When ideology trumps reality, disaster ensues. Ignoring the realities of his poor, backward country, Mao Zedong pushed the Great Leap Forward campaign from 1958 to 1960 and the Cultural Revolution from 1966 to 1976, producing over 30 million victims. China became an economic superpower thanks to the pragmatism of Deng Xiaoping. In the power struggle after Mao’s death, Deng removed Hua Guofeng — who vowed, “We will resolutely uphold whatever policy decisions Mao made and unswervingly follow whatever instructions from Mao” — and adhered to his principle of “Seek truth from facts.” With pragmatic policies, Deng successfully led China’s advancement.

The outbreak in China was caused by Xi’s believing in ideology over reality. Identifying himself as a socialist philosopher as great as Mao — and more so than Deng — Xi stressed the importance of ideology. In the early stage of the outbreak, medical experts expressed concerns, but China’s public security forces accused them of spreading “lies.” Xi’s one-man rule led to the failure of the initial response to the outbreak, prompting the possibility of a pandemic.

In the history of Korea, we have experienced tragedies when our politicians were blinded by ideology and wasted their energies on meaningless debates. The Japanese invasion of Korea in 1592, the Qing invasion of Joseon in 1636, and Japan’s annexation of Korea in 1910 are examples.

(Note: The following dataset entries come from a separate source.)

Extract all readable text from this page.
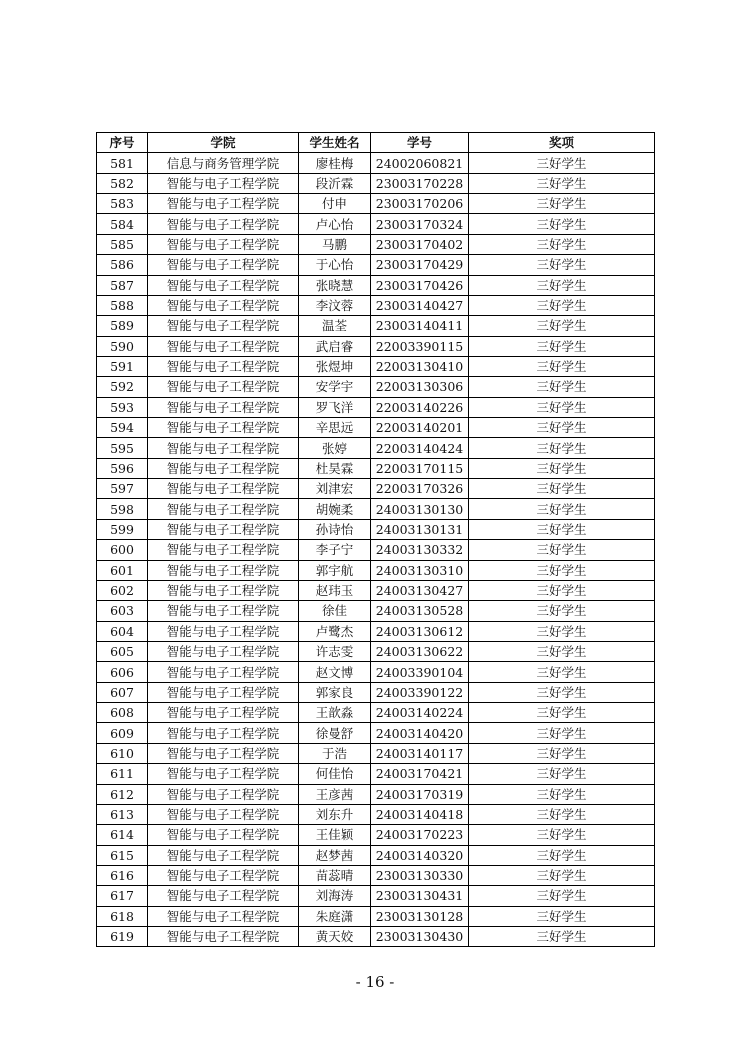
序号	学院	学生姓名	学号	奖项
581	信息与商务管理学院	廖桂梅	24002060821	三好学生
582	智能与电子工程学院	段沂霖	23003170228	三好学生
583	智能与电子工程学院	付申	23003170206	三好学生
584	智能与电子工程学院	卢心怡	23003170324	三好学生
585	智能与电子工程学院	马鹏	23003170402	三好学生
586	智能与电子工程学院	于心怡	23003170429	三好学生
587	智能与电子工程学院	张晓慧	23003170426	三好学生
588	智能与电子工程学院	李汶蓉	23003140427	三好学生
589	智能与电子工程学院	温荃	23003140411	三好学生
590	智能与电子工程学院	武启睿	22003390115	三好学生
591	智能与电子工程学院	张煜坤	22003130410	三好学生
592	智能与电子工程学院	安学宇	22003130306	三好学生
593	智能与电子工程学院	罗飞洋	22003140226	三好学生
594	智能与电子工程学院	辛思远	22003140201	三好学生
595	智能与电子工程学院	张婷	22003140424	三好学生
596	智能与电子工程学院	杜昊霖	22003170115	三好学生
597	智能与电子工程学院	刘津宏	22003170326	三好学生
598	智能与电子工程学院	胡婉柔	24003130130	三好学生
599	智能与电子工程学院	孙诗怡	24003130131	三好学生
600	智能与电子工程学院	李子宁	24003130332	三好学生
601	智能与电子工程学院	郭宇航	24003130310	三好学生
602	智能与电子工程学院	赵玮玉	24003130427	三好学生
603	智能与电子工程学院	徐佳	24003130528	三好学生
604	智能与电子工程学院	卢鹭杰	24003130612	三好学生
605	智能与电子工程学院	许志雯	24003130622	三好学生
606	智能与电子工程学院	赵文博	24003390104	三好学生
607	智能与电子工程学院	郭家良	24003390122	三好学生
608	智能与电子工程学院	王歆淼	24003140224	三好学生
609	智能与电子工程学院	徐曼舒	24003140420	三好学生
610	智能与电子工程学院	于浩	24003140117	三好学生
611	智能与电子工程学院	何佳怡	24003170421	三好学生
612	智能与电子工程学院	王彦茜	24003170319	三好学生
613	智能与电子工程学院	刘东升	24003140418	三好学生
614	智能与电子工程学院	王佳颖	24003170223	三好学生
615	智能与电子工程学院	赵梦茜	24003140320	三好学生
616	智能与电子工程学院	苗蕊晴	23003130330	三好学生
617	智能与电子工程学院	刘海涛	23003130431	三好学生
618	智能与电子工程学院	朱庭潇	23003130128	三好学生
619	智能与电子工程学院	黄天姣	23003130430	三好学生
- 16 -
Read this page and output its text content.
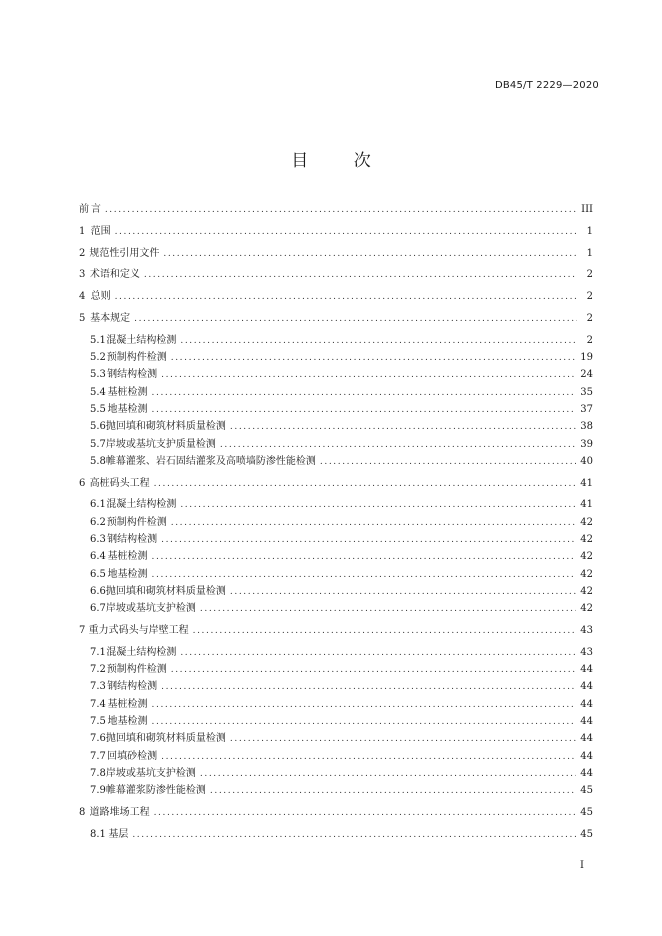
DB45/T 2229—2020
目 次
前 言 .....	III
1 范围 .....	1
2 规范性引用文件 .....	1
3 术语和定义 .....	2
4 总则 .....	2
5 基本规定 .....	2
5.1 混凝土结构检测 .....	2
5.2 预制构件检测 .....	19
5.3 钢结构检测 .....	24
5.4 基桩检测 .....	35
5.5 地基检测 .....	37
5.6 抛回填和砌筑材料质量检测 .....	38
5.7 岸坡或基坑支护质量检测 .....	39
5.8 帷幕灌浆、岩石固结灌浆及高喷墙防渗性能检测 .....	40
6 高桩码头工程 .....	41
6.1 混凝土结构检测 .....	41
6.2 预制构件检测 .....	42
6.3 钢结构检测 .....	42
6.4 基桩检测 .....	42
6.5 地基检测 .....	42
6.6 抛回填和砌筑材料质量检测 .....	42
6.7 岸坡或基坑支护检测 .....	42
7 重力式码头与岸壁工程 .....	43
7.1 混凝土结构检测 .....	43
7.2 预制构件检测 .....	44
7.3 钢结构检测 .....	44
7.4 基桩检测 .....	44
7.5 地基检测 .....	44
7.6 抛回填和砌筑材料质量检测 .....	44
7.7 回填砂检测 .....	44
7.8 岸坡或基坑支护检测 .....	44
7.9 帷幕灌浆防渗性能检测 .....	45
8 道路堆场工程 .....	45
8.1 基层 .....	45
I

The Moon Jae-in administration is pushing unrealistic policies. It is obsessed with negotiations with North Korea to establish peace on the Korean Peninsula, but no progress was made in denuclearization of North Korea, while our security capabilities were damaged. The policy to keep a distance from the United States while befriending China only weakened the Korea-U.S. alliance — the axis of Korea’s national security. That policy did not succeed in ending China’s economic retaliations for the Thaad deployment, either.

The Moon administration’s nuclear phase-out policy also destroyed the country’s nuclear power industry, which was considered world class. The industry is suffering irreversible damage. The government’s so-called income-led growth policy worked out very badly for small business owners, who had to lay off people instead of paying them more. The government’s real estate policy — mostly focused on crackdowns on wealth while ignoring true market forces — produced massive ill effects.

Reality is a powerful thing. Policies that do not reflect it are destined to fail. The government must consider feasibility as the top priority of its policies. Unrealistic policies blinded by ideology will only make the people suffer.